A research room will showcase the work of Superintendent Frederick Snyder, who tried to beautify the Stewart campus in the 1920s with landscaping done by students and stone structures built by Hopi stonemasons. Also, the Wa-Pai-Shone Gallery—named after the Washoe, Paiute and Shoshone tribes—features artwork from the Great Basin Native Artists.

“We have all kinds of art done by former students and even family members of alumni that represent the experience at Stewart,” Montooth says. “We believe the uniqueness of the Stewart Indian School is having these firsthand accounts from the people.”

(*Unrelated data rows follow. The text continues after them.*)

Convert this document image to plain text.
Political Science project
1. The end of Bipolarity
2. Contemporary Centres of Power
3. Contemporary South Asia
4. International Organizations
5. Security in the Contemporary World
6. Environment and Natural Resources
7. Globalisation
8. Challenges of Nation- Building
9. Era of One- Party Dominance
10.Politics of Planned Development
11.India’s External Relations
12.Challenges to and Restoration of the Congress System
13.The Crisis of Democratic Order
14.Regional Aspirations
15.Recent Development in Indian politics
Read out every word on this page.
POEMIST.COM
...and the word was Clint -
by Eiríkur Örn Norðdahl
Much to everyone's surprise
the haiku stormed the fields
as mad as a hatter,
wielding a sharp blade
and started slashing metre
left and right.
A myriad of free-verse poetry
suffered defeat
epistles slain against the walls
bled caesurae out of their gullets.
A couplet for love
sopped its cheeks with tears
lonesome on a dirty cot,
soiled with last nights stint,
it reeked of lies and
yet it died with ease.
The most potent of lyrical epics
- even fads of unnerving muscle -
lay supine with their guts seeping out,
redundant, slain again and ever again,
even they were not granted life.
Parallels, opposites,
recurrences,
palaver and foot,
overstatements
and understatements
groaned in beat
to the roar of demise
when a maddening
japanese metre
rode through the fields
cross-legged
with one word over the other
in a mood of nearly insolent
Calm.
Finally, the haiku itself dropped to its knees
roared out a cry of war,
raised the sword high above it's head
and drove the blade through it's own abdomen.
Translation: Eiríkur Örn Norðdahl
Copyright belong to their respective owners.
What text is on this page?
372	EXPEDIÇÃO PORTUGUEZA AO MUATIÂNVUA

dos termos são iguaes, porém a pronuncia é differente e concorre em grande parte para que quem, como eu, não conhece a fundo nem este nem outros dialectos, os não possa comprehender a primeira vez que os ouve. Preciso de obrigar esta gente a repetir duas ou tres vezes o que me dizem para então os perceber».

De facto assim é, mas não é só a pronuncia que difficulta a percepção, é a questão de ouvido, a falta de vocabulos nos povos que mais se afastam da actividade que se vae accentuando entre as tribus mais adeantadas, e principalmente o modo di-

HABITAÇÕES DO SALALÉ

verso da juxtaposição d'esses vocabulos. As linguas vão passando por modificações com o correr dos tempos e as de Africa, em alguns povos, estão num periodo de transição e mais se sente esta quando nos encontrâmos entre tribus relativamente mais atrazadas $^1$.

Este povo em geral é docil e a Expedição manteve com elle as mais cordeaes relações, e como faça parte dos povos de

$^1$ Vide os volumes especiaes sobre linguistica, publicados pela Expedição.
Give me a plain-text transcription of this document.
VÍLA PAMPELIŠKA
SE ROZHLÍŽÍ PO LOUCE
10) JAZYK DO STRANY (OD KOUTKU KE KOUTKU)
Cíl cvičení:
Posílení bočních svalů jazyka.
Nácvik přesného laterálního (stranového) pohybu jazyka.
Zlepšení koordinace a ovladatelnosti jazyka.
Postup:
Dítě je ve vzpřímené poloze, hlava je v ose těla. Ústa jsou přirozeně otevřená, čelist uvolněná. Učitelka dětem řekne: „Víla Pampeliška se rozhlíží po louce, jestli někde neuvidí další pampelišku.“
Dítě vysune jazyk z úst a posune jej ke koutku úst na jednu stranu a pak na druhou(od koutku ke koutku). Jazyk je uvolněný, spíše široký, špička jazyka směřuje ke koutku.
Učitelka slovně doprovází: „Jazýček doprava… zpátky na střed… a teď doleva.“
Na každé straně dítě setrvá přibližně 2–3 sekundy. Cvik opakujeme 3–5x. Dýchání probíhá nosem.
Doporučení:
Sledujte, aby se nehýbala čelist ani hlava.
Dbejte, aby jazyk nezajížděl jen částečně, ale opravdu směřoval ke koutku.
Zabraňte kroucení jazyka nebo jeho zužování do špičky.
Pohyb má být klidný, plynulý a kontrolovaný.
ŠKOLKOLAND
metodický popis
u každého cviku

The museum also offers an “Our Home, Our Relations” exhibit, documenting the school’s evolution from federal assimilation to establishing the campus as an off-reservation boarding school.

Healing from intergenerational trauma

Montooth says the negative ramifications of Indian boarding schools are still being felt, as descendants of past alumni carry on the trauma their parents and grandparents had to endure.

In the oral histories collected by museum organizers, former students described instances of losing all contact with their families, having their heads shaved after being bathed in kerosene and even enduring beatings simply for speaking their native languages.

In one story retold by Washoe tribe member Herman Fillmore, an elder was at his mother’s deathbed. He asked her in tears of anger, “Why didn’t you teach me the language and culture? She simply replied, ‘Because if you didn’t know it, they couldn’t beat it out of you.’ ”

Montooth says such experiences have contributed to distrust of the American education system by Native families. “Even today, the expectation and value they put on public education is not what it would be had it not been for the boarding school era,” she says. “It’s completely disheartening.”

Montooth says she hopes confronting trauma in the exhibit will be the first step in a healing process for generations to come. “I wish I had money for every time my grandmother told me, ‘They can cut your hair, they can take our land, they can take our language, but they can’t take our mind,’ ” she says.

‘A second home’

While Stewart Indian School represented a prison for some, it was seen as a refuge and “second home” for others. That was the case for Ron Lewis, who graduated in 1978. A member of the Gila Indian Reservation in Arizona, Lewis says he remembers begging his mother to let him attend Stewart when he reached high school age.

At the time, Stewart had already undergone the changes that followed the Indian Reorganization Act of 1934, which permitted Native self-determination and self-government. By the 1960s, the Bureau of Indian Affairs encouraged schools like Stewart to allow students speak their native languages and emphasize liberal arts courses over the vocational training that had been mainly taught in the past.

For Lewis, the prospect of leaving his home on the reservation to attend school in Nevada was exciting. “I just wanted to get away from home,” he says. “When I arrived there, I didn’t realize there were other tribes than the one I knew. It was interesting to me. I enjoyed being there and never got homesick.”

Lewis, 60, still gets emotional when he thinks about the bonds he formed and friends he made as a member of the football, baseball and boxing teams. He says he still talks to his roommate, whom he met on his first day of school. Another friend he made at school is now his boss at Gila River Sand & Gravel in Pinal County, Arizona.

“When I left, I was pretty sad,” he says. “To this day, there are times when I start talking to someone about my school days, and it starts choking me up. I’m really proud of the school.”